TVP: We will not show "Poland is a sick country" because it is offensive
Telewizja Polska odmówiła Okręgowej Izbie Lekarskiej w Warszawie wykupienia czasu reklamowego na emisję spotu w ramach organizowanej przez izbę kampanii "Polska to chory kraj".
Argumentowano, że "spot nie wpisuje się w charakter treści emitowanych w programach telewizji publicznej i jest niezgodny z linią programową TVP SA, co w świetle zasad sprzedaży może być podstawą do odmowy emisji reklamy". Rzecznik praw obywatelskich Adam Bodnar poprosił prezesa TVP o wyjaśnienia.
Spot ma zwracać uwagę na trudną sytuację w ochronie zdrowia. Można obejrzeć go w internecie. Widać na nim dwóch polityków, którzy rozgrywają partię szachów. W czasie gdy grają, umierają kolejni ludzie. Lektor mówi: "Polska to chory kraj, politycy, walcząc o władzę, nie chcą skutecznie zająć się reformą ochrony zdrowia. Zmuśmy ich do ponadpartyjnego zakończenia narodowego kryzysu zdrowia".

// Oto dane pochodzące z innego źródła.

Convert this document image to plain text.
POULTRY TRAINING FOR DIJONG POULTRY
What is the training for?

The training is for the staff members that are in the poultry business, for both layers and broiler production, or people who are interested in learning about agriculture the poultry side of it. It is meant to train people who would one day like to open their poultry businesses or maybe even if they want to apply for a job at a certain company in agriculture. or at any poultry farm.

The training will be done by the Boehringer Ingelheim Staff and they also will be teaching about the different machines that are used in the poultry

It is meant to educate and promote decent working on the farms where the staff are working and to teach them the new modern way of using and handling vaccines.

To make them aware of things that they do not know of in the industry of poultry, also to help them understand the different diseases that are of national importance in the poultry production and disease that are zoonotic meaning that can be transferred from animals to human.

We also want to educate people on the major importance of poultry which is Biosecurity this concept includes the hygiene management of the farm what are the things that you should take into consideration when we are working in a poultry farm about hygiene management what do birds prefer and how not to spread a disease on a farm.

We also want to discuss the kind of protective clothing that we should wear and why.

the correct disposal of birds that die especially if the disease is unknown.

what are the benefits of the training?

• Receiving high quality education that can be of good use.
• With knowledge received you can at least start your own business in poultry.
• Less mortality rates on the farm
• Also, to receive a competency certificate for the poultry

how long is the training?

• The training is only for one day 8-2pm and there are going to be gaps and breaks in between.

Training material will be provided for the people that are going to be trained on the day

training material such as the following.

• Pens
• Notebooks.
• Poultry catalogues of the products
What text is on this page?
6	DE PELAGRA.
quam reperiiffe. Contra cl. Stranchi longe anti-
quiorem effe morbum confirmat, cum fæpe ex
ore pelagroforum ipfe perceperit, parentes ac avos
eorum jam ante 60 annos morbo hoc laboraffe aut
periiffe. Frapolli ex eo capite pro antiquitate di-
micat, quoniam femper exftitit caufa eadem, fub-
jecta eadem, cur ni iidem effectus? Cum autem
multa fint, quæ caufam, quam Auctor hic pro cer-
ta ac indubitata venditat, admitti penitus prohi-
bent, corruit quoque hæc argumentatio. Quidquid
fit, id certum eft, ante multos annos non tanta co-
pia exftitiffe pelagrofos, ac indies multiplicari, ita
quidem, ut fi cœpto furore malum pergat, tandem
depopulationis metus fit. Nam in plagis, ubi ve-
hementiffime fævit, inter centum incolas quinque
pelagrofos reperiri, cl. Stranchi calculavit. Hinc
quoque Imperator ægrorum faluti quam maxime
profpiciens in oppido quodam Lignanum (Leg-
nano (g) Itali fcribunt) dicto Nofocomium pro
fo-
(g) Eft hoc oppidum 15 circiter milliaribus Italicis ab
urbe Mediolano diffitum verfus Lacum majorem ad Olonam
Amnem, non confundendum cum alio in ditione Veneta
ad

Odmowa emisji to, zdaniem RPO, ograniczenie konstytucyjnej zasady wolności słowa i rozpowszechniania informacji przysługującej obywatelom. "Opiniując reklamy, TVP kieruje się dobrem widzów, powszechnie stosowanymi kryteriami oceny przekazów i pluralizmem oraz wrażliwością odbiorców" – replikuje prezes TVP.
RPO podnosi, że "wydawca i redaktor mają prawo odmówić zamieszczenia ogłoszenia i reklamy, jeżeli ich treść lub forma jest sprzeczna z linią programową bądź charakterem publikacji". Tak głosi art. 36 ust. 4 ustawy z 26 stycznia 1984 r. Prawo prasowe.
Bodnar podkreśla jednak, że na TVP - będącej społecznym środkiem przekazu - ciąży szczególny obowiązek realizacji misji publicznej oraz oferowania zróżnicowanych programów i innych usług w zakresie informacji, publicystyki, kultury, rozrywki, edukacji i sportu.
Prezes TVP uważa jednak, że zwrot "coś jest chore" ma w sobie elementy agresji i jest eufemistycznym wulgaryzmem. "Emisja spotu wskazującego, że Rzeczpospolita Polska, będąca zgodnie z normą konstytucyjną dobrem wspólnym wszystkich obywateli, narusza dobre obyczaje i stoi w sprzeczności z zasadami współżycia społecznego" – napisał w liście do RPO.